Obama has already unleashed an ad making the simple and devastating point that Romney is proposing to cut taxes of people like himself and raise them on the vast majority of the public: http://youtu.be/r1D1jI61ckY
Romney’s play here is to turn the study’s findings into a matter of partisan dispute. It has mustered two arguments. The first is that the Brookings study cannot be trusted because its authors are biased. (Romney adviser Eric Fehrnstrom called the study a “joke.”) The Weekly Standard pushes this line, noting that one of its authors visited the White House twelve times. Unfortunately, Romney’s campaign itself once cited the Tax Policy Center (accurately) as “objective,” and its findings are basically simple math.

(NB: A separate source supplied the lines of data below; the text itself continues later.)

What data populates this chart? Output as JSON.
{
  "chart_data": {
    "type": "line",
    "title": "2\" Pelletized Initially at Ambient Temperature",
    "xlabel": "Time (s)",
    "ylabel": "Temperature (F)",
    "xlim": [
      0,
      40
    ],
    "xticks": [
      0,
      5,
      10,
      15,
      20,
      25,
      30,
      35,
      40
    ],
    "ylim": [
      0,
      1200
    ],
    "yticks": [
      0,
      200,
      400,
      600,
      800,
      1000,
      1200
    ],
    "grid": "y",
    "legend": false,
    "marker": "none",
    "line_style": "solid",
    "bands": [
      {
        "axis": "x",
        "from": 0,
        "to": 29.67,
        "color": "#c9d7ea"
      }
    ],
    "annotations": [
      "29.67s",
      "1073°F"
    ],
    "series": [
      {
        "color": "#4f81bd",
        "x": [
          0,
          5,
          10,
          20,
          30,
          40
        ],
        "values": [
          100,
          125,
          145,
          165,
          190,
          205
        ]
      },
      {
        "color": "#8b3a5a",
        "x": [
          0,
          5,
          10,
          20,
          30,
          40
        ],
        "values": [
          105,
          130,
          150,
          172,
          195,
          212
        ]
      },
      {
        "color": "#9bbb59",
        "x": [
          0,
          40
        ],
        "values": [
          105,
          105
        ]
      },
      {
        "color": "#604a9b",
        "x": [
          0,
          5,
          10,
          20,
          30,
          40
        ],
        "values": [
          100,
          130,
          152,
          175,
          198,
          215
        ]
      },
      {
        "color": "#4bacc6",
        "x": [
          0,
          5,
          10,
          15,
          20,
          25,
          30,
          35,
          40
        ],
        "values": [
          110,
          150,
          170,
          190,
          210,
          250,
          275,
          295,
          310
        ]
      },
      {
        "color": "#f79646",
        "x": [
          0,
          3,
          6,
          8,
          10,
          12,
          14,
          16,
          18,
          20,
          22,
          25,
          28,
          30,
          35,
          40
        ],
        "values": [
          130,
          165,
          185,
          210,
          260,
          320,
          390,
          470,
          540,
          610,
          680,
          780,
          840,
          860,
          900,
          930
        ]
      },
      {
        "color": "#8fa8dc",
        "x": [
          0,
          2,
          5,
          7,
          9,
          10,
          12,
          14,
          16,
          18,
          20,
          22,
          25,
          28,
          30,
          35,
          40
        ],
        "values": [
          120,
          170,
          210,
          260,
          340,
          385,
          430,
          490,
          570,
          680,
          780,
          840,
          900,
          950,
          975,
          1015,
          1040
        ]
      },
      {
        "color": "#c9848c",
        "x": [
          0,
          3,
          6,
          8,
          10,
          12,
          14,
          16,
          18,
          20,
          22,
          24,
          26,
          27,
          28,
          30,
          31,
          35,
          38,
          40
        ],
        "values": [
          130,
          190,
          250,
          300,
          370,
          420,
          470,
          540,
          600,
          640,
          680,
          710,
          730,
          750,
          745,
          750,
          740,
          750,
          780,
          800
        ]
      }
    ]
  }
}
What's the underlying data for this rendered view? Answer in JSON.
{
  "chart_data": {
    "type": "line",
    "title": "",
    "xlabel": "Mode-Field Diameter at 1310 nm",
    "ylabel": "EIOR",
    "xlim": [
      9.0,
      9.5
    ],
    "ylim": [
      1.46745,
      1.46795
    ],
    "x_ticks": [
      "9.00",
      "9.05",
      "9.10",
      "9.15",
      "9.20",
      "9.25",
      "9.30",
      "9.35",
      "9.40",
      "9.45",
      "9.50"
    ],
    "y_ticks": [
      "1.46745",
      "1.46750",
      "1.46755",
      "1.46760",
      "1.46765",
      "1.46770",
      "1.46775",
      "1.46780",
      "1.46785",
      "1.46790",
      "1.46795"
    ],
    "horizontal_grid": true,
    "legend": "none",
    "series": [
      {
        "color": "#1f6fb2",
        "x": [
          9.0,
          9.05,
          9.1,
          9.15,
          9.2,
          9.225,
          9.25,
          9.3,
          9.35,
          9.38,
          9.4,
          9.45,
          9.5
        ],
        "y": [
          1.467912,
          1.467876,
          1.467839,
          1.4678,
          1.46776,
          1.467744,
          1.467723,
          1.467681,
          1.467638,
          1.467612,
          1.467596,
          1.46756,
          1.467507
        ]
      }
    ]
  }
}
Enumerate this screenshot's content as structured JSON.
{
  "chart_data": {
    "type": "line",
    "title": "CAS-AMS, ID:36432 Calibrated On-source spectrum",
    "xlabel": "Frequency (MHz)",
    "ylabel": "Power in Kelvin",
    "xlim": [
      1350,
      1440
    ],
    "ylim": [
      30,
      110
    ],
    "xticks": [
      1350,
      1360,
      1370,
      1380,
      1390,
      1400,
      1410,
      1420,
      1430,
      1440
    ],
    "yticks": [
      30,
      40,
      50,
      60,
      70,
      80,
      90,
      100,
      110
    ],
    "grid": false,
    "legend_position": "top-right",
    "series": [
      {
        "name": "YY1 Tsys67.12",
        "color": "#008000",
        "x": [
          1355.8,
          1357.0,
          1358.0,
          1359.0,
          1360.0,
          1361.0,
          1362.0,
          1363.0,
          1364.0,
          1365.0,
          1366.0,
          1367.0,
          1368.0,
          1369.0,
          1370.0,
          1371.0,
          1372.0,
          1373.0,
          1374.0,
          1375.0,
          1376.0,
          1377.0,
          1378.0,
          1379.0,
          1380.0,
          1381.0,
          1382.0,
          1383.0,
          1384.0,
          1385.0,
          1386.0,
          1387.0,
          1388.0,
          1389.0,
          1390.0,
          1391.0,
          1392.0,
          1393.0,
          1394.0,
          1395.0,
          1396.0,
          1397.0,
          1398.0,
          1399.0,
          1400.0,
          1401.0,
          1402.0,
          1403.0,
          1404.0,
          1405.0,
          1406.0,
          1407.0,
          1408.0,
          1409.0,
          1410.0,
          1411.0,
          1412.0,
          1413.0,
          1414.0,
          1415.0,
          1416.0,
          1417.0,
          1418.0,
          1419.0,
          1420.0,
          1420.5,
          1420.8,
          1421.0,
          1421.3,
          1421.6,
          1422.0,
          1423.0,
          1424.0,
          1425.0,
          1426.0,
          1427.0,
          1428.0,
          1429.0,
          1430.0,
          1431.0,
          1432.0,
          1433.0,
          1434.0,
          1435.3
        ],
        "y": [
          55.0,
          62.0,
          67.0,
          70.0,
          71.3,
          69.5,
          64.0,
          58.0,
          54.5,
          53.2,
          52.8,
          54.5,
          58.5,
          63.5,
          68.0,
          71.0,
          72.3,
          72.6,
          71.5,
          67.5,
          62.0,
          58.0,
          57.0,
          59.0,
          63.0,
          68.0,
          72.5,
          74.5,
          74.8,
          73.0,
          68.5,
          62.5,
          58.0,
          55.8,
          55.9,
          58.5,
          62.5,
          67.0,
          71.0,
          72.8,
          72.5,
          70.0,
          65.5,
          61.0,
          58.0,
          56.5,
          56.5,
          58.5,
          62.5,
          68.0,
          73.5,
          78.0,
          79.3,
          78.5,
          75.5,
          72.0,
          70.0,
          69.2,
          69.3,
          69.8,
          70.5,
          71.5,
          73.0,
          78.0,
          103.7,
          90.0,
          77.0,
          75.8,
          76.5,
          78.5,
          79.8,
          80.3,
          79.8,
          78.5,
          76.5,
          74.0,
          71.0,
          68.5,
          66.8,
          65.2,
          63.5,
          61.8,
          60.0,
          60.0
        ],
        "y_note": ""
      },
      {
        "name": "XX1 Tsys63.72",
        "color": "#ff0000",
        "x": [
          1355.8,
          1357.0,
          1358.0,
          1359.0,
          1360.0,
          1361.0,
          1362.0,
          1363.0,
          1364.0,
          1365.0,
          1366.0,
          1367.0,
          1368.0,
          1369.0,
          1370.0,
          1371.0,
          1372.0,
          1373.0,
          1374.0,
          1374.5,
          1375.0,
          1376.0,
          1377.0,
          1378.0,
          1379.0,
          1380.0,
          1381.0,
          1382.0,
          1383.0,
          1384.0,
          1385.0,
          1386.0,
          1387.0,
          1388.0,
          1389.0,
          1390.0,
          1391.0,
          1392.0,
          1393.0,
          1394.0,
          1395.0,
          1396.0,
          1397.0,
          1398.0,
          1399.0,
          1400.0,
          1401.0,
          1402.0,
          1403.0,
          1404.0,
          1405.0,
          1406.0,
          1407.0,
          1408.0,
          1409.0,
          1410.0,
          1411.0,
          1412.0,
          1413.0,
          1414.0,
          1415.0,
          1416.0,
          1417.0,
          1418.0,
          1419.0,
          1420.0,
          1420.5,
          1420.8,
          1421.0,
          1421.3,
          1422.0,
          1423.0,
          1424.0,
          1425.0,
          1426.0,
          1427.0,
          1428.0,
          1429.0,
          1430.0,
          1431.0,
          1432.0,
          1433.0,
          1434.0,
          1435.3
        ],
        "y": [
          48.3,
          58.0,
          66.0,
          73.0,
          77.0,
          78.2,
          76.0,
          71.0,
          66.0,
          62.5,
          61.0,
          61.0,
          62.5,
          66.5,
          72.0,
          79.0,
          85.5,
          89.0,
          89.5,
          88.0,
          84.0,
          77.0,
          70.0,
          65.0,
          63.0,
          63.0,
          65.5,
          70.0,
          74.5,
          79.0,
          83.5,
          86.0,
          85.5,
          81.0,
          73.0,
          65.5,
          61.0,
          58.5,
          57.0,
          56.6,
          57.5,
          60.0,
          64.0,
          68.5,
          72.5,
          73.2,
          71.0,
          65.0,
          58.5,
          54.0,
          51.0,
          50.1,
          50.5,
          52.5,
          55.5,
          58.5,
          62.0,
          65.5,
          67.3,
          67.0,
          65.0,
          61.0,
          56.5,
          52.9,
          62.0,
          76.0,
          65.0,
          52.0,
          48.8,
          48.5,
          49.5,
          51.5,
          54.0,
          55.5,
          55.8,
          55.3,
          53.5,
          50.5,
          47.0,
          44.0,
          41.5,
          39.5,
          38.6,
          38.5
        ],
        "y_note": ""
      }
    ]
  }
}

Romney’s second argument is more convoluted. The study examined the effects of Romney’s income tax proposals. He has also promised to reform the corporate tax code. Romney policy advisor Lanhee Chen argued yesterday that Romney corporate tax reforms could increase economic growth even more. So, even though the study allowed for optimistic growth assumptions of the income tax cuts, it didn’t also allow for optimistic assumptions of the corporate tax cuts.
Of course, Romney doesn’t really have a corporate tax reform plan. He says basically the same thing everybody says. The corporate tax code is filled with deductions and loopholes. The statutory rate (35 percent) is unusually high by international standards, but the effective rate is unusually low. We could lower the rate to, say, 28 percent, close a bunch of deductions and loopholes, and have a fairer tax code. That’s what Romney endorses, and it’s also what Obama endorses.
But the whole trick here is assembling an actual legislative coalition to pass a tax reform plan. The whole problem is that companies that benefit from loopholes and deductions lobby to keep them. Romney isn’t offering a policy blueprint for what deductions he would take away, let alone a plausible scenario to pass such a plan even if it did exist. He’s just using the mystical economic pixie dust of the nonexistent corporate tax reform plan in order to hold out the hope of some missing ingredient, some unmeasurable X factor, to keep his proposal in the safe dreamworld where the cruel tyranny of math cannot apply.
But the math is inescapable. When Romney looks back at the positions he adopted during the Republican primary — the hard line on immigration, the embrace of Paul Ryan — his pander to supply-siders may loom as his largest mistake.